Reservoir computing models#

In this example, we define a reservoir computing model called next generation reservoir computing by using the built-in models provided in BrainPy.

class NGRC(bp.DynamicalSystemNS):
  def __init__(self, num_in, num_out):
    super(NGRC, self).__init__(mode=bm.batching_mode)
    self.r = bp.layers.NVAR(num_in, delay=4, order=2, stride=5, mode=bm.batching_mode)
    self.o = bp.layers.Dense(self.r.num_out, num_out, mode=bm.training_mode)

  def update(self, x):
    return x >> self.r >> self.o

In the above model, brainpy.layers.NVAR is a nonlinear vector autoregression machine, which does not have the training features. Therefore, we define its mode as batching mode. On the contrary, brainpy.layers.Dense has the trainable weights for model training.

Spiking Neural Networks#

Building trainable spiking neural networks in BrainPy is also a piece of cake. We provided commonly used spiking models for traditional dynamics simulation. But most of them can be used for training too.

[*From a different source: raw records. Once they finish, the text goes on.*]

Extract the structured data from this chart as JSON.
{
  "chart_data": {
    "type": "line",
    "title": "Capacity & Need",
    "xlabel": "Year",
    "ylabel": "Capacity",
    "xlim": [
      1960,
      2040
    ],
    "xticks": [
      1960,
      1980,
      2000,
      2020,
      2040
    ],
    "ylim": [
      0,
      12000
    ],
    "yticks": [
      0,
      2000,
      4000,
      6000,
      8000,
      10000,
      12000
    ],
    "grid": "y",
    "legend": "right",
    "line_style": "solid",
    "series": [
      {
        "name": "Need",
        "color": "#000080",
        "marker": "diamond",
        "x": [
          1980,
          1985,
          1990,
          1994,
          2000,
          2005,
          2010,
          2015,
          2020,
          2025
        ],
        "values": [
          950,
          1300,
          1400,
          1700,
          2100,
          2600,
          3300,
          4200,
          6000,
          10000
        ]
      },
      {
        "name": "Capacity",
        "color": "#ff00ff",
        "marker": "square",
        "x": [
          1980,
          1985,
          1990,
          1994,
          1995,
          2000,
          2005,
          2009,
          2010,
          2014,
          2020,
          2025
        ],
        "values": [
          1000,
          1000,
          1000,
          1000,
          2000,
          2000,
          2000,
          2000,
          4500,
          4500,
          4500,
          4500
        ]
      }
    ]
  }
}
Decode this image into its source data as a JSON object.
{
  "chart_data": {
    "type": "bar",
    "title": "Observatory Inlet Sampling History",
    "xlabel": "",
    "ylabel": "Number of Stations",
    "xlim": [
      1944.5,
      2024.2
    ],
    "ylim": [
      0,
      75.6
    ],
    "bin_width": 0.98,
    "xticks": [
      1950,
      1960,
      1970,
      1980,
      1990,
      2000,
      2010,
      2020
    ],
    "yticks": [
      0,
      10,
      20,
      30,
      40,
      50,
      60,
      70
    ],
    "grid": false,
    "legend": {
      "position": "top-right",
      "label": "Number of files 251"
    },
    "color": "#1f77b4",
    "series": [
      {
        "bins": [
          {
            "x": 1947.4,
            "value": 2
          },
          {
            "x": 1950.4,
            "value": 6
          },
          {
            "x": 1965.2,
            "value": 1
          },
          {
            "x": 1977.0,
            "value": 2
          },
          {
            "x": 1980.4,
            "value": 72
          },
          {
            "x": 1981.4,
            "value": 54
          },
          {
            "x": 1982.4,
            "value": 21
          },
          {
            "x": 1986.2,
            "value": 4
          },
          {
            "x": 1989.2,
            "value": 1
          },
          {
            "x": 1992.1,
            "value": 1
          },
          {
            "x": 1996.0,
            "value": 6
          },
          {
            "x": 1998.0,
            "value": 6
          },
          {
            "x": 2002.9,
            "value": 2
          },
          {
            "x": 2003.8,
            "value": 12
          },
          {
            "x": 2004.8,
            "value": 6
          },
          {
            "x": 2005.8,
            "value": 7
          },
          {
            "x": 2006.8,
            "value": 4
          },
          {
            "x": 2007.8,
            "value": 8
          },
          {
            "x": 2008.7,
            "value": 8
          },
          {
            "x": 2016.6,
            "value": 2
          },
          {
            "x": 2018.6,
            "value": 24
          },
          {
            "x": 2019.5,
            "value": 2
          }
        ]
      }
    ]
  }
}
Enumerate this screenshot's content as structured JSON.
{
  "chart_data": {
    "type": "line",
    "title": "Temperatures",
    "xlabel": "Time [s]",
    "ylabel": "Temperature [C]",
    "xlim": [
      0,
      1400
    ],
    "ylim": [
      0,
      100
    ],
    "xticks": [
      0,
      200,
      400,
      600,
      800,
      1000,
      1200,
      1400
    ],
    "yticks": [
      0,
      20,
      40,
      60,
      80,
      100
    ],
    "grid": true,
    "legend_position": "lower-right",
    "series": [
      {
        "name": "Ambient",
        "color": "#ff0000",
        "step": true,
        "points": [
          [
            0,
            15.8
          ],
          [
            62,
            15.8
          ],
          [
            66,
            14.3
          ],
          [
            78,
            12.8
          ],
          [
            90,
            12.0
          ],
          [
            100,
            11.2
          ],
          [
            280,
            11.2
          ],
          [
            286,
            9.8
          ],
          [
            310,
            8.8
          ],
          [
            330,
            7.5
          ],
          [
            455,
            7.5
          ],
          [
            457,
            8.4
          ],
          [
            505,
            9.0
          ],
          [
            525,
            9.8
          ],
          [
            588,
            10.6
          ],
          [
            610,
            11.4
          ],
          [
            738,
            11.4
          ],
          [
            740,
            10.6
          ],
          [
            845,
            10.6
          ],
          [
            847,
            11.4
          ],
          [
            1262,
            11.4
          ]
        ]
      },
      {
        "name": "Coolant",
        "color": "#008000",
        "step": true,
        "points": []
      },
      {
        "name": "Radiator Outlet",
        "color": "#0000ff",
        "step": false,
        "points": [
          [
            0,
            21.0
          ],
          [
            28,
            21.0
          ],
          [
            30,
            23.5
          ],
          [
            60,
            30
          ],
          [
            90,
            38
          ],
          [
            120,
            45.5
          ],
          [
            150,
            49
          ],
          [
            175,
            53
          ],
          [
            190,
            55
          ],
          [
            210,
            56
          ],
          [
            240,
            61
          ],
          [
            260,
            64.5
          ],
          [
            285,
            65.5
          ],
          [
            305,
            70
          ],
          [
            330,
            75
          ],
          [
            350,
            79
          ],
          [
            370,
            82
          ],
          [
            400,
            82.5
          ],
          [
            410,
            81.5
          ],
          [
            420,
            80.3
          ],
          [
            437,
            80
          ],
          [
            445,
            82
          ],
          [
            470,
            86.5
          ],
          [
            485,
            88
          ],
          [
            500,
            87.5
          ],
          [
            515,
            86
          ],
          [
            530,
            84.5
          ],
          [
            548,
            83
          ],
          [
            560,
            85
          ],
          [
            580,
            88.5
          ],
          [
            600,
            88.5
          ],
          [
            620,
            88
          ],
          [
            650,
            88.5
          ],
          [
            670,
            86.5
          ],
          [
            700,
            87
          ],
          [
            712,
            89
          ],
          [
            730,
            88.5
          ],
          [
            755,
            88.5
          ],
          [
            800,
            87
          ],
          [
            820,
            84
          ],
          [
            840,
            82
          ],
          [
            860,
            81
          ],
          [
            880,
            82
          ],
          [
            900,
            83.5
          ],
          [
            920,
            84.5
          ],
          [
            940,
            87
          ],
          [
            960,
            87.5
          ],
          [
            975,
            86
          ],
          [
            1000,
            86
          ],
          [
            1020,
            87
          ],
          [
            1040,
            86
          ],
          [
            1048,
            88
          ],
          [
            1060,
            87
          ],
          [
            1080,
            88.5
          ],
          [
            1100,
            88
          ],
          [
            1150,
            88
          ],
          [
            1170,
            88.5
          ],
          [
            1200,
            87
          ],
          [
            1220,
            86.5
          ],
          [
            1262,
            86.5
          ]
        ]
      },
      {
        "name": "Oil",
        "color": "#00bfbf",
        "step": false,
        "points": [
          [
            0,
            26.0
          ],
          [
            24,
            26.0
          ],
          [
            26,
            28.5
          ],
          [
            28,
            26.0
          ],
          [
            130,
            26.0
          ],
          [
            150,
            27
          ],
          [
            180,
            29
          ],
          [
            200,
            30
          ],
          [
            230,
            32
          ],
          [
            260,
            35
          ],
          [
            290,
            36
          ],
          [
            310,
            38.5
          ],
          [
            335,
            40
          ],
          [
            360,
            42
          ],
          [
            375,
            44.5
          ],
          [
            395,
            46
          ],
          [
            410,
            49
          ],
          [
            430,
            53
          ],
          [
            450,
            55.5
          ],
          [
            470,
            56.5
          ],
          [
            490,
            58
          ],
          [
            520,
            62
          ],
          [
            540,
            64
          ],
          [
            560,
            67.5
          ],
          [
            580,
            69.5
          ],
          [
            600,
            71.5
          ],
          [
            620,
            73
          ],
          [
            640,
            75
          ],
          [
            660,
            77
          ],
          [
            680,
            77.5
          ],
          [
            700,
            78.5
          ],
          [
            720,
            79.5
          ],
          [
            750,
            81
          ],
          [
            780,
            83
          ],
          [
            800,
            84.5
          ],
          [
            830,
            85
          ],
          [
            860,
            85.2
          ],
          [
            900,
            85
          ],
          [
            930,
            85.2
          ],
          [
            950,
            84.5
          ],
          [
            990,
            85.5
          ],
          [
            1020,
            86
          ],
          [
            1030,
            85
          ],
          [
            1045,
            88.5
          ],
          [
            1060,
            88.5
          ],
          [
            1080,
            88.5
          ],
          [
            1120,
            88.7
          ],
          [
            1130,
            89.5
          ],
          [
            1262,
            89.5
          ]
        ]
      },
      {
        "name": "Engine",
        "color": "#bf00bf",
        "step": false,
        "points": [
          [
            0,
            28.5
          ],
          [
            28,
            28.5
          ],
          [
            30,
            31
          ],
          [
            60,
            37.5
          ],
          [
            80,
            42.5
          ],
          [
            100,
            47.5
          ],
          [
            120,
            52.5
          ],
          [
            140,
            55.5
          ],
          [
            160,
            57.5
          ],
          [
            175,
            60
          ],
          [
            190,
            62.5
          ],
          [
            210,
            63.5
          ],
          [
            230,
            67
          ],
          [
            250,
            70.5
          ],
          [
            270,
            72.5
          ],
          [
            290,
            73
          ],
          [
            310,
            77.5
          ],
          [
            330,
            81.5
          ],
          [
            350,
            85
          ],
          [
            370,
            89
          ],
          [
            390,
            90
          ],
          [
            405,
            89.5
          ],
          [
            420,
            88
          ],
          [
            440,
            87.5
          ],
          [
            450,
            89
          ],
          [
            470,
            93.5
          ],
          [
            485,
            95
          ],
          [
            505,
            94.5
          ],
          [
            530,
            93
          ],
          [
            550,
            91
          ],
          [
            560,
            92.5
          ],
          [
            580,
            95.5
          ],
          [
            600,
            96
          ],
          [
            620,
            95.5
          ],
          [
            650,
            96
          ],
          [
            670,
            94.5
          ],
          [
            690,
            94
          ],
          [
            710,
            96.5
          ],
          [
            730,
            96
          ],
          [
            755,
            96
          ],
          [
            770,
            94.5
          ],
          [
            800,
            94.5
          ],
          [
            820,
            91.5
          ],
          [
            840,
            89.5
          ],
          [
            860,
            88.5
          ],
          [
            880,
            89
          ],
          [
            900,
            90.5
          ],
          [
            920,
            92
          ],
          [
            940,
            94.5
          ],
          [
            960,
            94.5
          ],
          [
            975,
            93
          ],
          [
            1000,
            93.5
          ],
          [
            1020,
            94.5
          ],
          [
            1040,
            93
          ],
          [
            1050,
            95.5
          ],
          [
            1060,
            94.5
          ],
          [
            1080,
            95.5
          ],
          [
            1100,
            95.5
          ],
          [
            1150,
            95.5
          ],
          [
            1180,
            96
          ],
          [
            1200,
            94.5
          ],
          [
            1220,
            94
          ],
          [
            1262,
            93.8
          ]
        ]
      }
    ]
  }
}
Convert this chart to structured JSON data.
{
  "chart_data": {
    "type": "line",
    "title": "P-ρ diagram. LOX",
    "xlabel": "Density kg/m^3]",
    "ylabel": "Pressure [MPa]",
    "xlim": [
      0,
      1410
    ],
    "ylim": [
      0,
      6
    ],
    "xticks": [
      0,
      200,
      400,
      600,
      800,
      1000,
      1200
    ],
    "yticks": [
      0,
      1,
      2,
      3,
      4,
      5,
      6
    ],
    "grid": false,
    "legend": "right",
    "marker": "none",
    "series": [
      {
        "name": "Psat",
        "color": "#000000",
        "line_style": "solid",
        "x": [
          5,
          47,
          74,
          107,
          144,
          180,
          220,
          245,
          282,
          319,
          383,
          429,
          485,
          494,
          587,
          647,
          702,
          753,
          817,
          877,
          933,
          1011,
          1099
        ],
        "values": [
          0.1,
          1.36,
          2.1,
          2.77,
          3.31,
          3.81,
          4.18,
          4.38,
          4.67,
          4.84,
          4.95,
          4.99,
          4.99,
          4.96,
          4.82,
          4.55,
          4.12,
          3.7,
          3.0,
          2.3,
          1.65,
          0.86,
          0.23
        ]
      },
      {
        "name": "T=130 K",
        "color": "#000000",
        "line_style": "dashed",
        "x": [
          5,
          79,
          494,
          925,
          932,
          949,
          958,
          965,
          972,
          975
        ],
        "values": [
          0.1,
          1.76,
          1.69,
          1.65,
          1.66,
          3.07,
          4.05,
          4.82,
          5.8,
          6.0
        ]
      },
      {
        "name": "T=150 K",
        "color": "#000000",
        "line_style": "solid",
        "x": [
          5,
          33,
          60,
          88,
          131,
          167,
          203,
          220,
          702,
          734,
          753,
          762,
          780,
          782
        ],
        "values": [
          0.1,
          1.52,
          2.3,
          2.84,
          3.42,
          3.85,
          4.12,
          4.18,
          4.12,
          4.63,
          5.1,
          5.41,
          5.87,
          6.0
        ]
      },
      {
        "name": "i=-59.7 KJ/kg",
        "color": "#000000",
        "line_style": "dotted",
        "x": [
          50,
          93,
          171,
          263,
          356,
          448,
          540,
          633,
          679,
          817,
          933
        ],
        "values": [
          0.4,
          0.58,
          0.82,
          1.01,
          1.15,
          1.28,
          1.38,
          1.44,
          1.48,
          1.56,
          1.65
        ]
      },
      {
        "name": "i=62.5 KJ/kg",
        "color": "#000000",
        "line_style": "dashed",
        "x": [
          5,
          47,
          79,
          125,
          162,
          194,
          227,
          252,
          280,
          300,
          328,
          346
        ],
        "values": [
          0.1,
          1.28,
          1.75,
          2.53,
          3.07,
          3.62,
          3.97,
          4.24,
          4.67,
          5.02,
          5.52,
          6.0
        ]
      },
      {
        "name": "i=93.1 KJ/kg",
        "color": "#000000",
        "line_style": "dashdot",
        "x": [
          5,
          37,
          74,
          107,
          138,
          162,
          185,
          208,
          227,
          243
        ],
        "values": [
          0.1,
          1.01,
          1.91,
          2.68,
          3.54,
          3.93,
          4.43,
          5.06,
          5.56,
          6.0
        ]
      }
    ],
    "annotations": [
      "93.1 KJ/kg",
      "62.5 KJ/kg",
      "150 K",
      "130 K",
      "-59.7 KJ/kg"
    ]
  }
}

In the following, we provide an implementation of spiking neural networks in (Neftci, Mostafa, & Zenke, 2019) for surrogate gradient learning.

class SNN(bp.Network):
  def __init__(self, num_in, num_rec, num_out):
    super(SNN, self).__init__()

    # neuron groups
    self.i = bp.neurons.InputGroup(num_in)
    self.r = bp.neurons.LIF(num_rec, tau=10, V_reset=0, V_rest=0, V_th=1.)
    self.o = bp.neurons.LeakyIntegrator(num_out, tau=5)

    # synapse: i->r
    self.i2r = bp.synapses.Exponential(self.i, self.r, bp.conn.All2All(),
                                       output=bp.synouts.CUBA(), tau=10.,
                                       g_max=bp.init.KaimingNormal(scale=20.))
    # synapse: r->o
    self.r2o = bp.synapses.Exponential(self.r, self.o, bp.conn.All2All(),
                                       output=bp.synouts.CUBA(), tau=10.,
                                       g_max=bp.init.KaimingNormal(scale=20.))

  def update(self, tdi, spike):
    self.i2r(tdi, spike)
    self.r2o(tdi)
    self.r(tdi)
    self.o(tdi)
    return self.o.V.value

with bm.training_environment():
    snn = SNN(10, 100, 2)

Note here the mode in all models are specified as brainpy.modes.TrainingMode.